I’ve decided to upgrade today’s climate embarrassment to a Category 1 climate scandal. But there’s a back story to go with it.
About ten years back I organized a high level conference in Washington, with participants from Europe and Asia as well as the U.S., on the arcane subject of greenhouse gas emissions forecasting. Forget for the moment the intricacies of computer climate modeling and temperature forecasts—what estimate do you plug into the models for expected emissions for, say, the year 2050? How do your arrive at those estimates, especially for the developing world? And regardless of whether the computer climate models are any good, there is the old “GIGO” problem from Day 1 of computer science: garbage in, garbage out.
It is not as simple a question as you might think, and it isn’t just a matter of extrapolating from recent trends. I’ll spare the wonky details, except to say that when you look into climate forecasts, there aren’t just one or two emissions forecasts; there were, as of 2004, about 40 of them. Some of them were plainly absurd, projecting, for example, extremely high rates of economic growth for North Korea, among others. One of the experts who worked on the forecasts for the UN was good enough to admit candidly that some of the emissions forecasts were entirely political in their origin, because in these UN gabfests many poor nations objected to any analysis that assumed that they wouldn’t be growing at rapid rates. In other words, many of the projections (especially some of the high end ones) should be ignored.
This is preface to the story reported yesterday by National Geographic on political pressures to omit certain emissions data from the most recent IPCC climate report:
When the United Nations’ last major climate change report was released in April, it omitted some country-specific emissions data for political reasons, a trio of new papers argue, sounding a warning bell about the global politicization of climate science.

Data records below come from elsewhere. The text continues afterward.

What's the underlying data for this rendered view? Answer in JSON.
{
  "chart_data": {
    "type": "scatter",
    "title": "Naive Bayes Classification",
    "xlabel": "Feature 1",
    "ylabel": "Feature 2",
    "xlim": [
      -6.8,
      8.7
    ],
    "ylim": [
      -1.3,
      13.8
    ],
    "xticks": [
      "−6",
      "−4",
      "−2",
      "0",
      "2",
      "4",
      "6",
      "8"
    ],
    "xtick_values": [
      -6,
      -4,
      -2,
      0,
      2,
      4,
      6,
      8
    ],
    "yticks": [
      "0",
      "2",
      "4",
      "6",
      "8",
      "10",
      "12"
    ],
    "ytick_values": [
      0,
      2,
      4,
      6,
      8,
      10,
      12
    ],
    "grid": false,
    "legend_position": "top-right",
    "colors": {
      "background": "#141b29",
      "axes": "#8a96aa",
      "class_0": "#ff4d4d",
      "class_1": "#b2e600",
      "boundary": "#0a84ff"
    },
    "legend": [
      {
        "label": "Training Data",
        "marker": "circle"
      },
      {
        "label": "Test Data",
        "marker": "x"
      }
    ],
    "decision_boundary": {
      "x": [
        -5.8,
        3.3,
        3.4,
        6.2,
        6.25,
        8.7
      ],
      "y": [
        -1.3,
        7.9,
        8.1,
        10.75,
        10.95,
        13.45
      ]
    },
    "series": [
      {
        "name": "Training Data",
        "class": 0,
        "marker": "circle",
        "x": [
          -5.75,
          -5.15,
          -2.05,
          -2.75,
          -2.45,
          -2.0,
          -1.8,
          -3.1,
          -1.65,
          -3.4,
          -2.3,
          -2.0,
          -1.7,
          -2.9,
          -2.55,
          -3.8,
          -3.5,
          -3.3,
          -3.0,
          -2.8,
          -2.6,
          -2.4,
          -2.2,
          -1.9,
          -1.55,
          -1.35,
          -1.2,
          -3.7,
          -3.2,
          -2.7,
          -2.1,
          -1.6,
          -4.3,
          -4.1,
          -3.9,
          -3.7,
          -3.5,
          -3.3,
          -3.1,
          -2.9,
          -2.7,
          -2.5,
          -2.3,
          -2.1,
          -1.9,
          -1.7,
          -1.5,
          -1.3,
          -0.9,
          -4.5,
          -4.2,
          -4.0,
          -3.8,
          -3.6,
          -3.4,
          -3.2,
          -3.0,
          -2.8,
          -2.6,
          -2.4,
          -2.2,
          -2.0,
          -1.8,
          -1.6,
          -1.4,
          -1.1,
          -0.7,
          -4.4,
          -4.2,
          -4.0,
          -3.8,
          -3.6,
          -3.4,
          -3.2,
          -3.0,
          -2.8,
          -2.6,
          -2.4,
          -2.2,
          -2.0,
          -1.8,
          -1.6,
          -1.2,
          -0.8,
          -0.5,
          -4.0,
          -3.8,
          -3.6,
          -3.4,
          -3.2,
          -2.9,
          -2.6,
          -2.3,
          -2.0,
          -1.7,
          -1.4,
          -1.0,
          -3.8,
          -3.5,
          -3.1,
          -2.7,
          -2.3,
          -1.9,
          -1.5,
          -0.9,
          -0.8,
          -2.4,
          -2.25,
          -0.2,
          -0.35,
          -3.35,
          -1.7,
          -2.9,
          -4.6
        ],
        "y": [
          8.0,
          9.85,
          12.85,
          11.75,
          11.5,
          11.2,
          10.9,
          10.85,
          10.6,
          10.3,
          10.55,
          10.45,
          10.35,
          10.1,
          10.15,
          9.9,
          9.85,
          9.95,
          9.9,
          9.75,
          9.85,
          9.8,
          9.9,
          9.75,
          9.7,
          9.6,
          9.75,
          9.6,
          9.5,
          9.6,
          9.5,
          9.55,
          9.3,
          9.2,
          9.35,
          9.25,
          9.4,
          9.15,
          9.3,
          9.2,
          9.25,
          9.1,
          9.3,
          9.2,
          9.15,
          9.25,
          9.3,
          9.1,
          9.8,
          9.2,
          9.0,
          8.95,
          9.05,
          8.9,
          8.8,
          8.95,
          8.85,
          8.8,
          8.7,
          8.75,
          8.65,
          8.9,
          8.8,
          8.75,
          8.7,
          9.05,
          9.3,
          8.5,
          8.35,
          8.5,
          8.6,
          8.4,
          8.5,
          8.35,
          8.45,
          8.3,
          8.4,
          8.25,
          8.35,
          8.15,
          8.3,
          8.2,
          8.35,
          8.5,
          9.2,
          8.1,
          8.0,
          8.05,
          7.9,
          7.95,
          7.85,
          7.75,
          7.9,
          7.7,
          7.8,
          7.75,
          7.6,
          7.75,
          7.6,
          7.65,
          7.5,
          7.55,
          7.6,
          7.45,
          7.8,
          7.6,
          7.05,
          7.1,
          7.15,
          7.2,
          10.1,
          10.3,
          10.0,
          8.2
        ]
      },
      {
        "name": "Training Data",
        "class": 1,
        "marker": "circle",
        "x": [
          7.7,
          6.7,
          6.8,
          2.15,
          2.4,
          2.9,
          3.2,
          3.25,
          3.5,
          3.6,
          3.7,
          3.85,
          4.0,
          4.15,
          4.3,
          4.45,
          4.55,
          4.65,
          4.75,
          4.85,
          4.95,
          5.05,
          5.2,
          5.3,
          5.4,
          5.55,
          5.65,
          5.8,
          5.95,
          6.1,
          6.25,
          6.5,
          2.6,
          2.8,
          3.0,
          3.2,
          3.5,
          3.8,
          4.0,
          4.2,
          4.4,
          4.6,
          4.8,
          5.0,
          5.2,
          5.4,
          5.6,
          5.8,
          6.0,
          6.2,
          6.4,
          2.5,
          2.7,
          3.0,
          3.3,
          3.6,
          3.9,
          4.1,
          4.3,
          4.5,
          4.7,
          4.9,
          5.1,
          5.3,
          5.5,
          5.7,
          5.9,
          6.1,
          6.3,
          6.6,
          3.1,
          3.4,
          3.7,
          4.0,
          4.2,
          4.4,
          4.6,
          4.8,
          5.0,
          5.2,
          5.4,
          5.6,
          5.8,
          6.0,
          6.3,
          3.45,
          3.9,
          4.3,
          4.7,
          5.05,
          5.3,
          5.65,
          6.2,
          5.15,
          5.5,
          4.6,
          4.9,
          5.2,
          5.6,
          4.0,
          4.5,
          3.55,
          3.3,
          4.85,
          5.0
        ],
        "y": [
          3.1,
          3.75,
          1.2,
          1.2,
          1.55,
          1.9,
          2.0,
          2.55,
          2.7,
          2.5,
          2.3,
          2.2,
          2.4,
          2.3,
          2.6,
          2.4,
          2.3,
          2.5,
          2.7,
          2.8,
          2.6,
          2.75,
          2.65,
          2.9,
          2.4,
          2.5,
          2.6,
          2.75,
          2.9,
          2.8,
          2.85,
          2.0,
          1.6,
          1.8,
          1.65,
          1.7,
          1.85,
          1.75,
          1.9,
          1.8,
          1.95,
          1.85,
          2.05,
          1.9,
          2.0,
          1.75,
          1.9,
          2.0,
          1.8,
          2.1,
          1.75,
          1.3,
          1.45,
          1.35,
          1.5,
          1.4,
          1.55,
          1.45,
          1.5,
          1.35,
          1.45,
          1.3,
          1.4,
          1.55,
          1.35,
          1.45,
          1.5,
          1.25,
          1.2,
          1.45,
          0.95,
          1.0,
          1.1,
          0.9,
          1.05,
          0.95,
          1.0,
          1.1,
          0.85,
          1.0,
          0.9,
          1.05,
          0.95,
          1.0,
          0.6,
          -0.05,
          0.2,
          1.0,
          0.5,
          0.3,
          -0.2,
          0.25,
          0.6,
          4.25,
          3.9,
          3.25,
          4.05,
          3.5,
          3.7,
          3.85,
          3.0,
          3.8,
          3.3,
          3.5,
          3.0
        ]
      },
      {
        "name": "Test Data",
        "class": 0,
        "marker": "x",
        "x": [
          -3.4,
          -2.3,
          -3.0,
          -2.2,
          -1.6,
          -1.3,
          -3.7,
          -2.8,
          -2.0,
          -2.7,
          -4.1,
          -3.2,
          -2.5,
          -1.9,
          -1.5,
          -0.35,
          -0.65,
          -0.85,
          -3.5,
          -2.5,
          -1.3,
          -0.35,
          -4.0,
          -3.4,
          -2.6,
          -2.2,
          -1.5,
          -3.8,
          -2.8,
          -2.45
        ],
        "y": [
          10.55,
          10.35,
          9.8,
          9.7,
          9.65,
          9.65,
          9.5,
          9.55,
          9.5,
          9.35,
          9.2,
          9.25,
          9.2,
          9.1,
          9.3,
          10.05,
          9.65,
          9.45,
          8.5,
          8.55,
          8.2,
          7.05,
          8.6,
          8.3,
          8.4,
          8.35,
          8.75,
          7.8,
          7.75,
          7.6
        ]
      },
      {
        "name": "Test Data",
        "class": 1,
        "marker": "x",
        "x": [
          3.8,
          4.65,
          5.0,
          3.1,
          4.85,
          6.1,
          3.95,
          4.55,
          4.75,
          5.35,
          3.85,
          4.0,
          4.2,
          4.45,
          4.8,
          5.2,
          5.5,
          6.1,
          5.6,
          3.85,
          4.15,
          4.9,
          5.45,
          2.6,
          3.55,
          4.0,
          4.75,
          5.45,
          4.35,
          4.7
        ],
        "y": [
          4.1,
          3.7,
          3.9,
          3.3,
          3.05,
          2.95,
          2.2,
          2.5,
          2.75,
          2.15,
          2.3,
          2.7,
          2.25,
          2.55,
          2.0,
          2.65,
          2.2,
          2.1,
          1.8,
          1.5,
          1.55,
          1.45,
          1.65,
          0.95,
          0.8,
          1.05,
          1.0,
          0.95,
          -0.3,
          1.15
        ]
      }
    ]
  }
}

Although the underlying technical material in the IPCC’s fifth major report was widely agreed upon and published intact, “heated negotiations among scientific authors and diplomats led to substantial deletion of figures and text from the influential ‘Summary for Policy-makers,'” writes Brad Wible, an editor at the journal Science, in the introduction to three papers published Thursday.
Who would have thunk that politics might find its way into these UN reports?
Further down the piece references an open letter from Rob Stavins of Harvard University, an environmental economist I know slightly and have debated a couple of times. He’s a convinced climateer, but he thinks the IPCC process is too politicized and is broken:
I fully understand that the government representatives were seeking to meet their own responsibilities toward their respective governments by upholding their countries’ interests, but in some cases this turned out to be problematic for the scientific integrity of the IPCC Summary for Policymakers. . .
Again, I am shocked, shocked, to hear that government officials would put their own nation’s interests first in these international gatherings. But I am sure this will change by the time of the next big UN climate treaty meeting next summer in Paris. Besides, I hear Barack Obama might show up, so there’s that.